Der gerade Weg der Konsequenz

Porträt. Nicht eine einzige Bewerbung schickte Ankerbrot-Personaldirektorin Alexandra Ballaun in ihrem Leben ab. Sie ging 21 Jahre lang mit ihrem Unternehmen durch alle Höhen und Tiefen. Und beweist, dass Loyalität kein leeres Wort ist.

Ein Recruiter würde ihren Lebenslauf wohl kritisch beurteilen. Als sie das sagt, lacht Ankerbrot-Personalchefin Alexandra Ballaun. 21 Jahre im selben Unternehmen, wer ist das heute noch? Langweilig war es jedoch keinen einzigen Tag.
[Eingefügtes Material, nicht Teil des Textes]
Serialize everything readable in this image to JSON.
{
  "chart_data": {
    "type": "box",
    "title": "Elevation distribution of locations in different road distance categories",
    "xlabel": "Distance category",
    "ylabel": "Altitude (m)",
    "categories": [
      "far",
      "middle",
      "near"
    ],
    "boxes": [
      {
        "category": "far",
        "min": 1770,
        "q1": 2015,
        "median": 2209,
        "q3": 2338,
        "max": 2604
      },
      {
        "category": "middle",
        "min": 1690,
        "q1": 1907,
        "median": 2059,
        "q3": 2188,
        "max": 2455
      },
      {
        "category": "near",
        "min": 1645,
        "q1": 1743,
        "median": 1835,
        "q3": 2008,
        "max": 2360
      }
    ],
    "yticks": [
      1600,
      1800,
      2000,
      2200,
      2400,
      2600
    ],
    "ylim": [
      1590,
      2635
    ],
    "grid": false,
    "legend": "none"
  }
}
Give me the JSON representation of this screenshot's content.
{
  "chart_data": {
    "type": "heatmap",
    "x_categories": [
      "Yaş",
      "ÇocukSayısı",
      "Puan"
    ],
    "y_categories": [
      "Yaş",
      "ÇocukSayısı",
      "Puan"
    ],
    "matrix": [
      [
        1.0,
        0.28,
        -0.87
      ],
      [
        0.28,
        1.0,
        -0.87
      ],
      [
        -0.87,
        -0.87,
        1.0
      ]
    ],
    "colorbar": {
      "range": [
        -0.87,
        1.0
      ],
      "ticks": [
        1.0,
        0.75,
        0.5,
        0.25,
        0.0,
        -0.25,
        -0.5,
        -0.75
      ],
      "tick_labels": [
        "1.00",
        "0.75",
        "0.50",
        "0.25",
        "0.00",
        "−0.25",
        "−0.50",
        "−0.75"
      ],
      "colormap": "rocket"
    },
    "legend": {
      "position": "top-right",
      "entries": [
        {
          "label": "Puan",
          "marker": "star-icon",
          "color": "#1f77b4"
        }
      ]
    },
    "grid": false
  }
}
Vier Eigentümer hat sie hinter sich, „ganz viele“ Vorstände und Geschäftsführer, häufig wechselnde direkte neue Vorgesetzte: „Ich musste permanent beweisen, warum eine, die schon so lang dabei ist, bleiben soll.“
Was ihr leicht fiel: „Spätestens bei den nächsten Kollektivvertragsverhandlungen war jedem klar, wie wichtig Erfahrung, Kontakte und Gespür sind.“ Selbst, dass sie sich immer wieder neu bewähren musste, findet sie „befruchtend. Ich habe von jedem etwas gelernt.“

Was ansteht, wird angepackt

Es gab auch ein Leben vor Ankerbrot. Ballauns berufliche Anfänge reichen bis in ihre Kindheit zurück. Als sie zehn Jahre alt war, gründete ihre Tante den Verein Balance für Menschen mit Behinderungen. „Sie hat Feriencamps in Lignano organisiert. Als Kind habe ich die Sommerferien dort verbracht. Und ab 16 Jahren mitgearbeitet.“
Das bescherte ihr Lektionen fürs Leben. So wie die von jenem spastischen Jungen, den jeder, der ihn im Rollstuhl sah, für geistig und körperlich behindert hielt: „Dabei war er hochintelligent und ein großartiger Schachspieler. Da habe ich verstanden: Unterschätze niemanden.“

Schon damals zeigte sich eine charakteristische Eigenschaft: Was ansteht, wird angepackt, organisiert, strukturiert, und wenn es dann läuft, einem Nachfolger übergeben: „Vorher kann ich nicht raus.“ Nach der Behindertenbetreuung übernahm sie Verwaltung und Personalbüro – für weit mehr als die 30 Stunden, die sie angestellt war.
Keine Frage, dass darunter das WU-Studium litt. So nahm sie 27-jährig freudig das Angebot von Ankerbrot für einen Teilzeitjob als Personalreferentin an: „Ich dachte, wenn ich dort wirklich nur 30 Stunden arbeite, bin ich mit der Uni schnell fertig.“ Ein Irrtum, denn schon bald flogen ihr wieder Zusatzprojekte zu, die sie den Uni-Abschluss auf eine Babykarenz in ferner Zukunft verschieben ließen. Er dauerte noch länger. In den folgenden Jahren stieg sie zur Leiterin der Personalabteilung auf, baute ein Haus, bekam Kinder und schloss BWL nur ab, „weil ich alles bis zum Ende durchziehe“.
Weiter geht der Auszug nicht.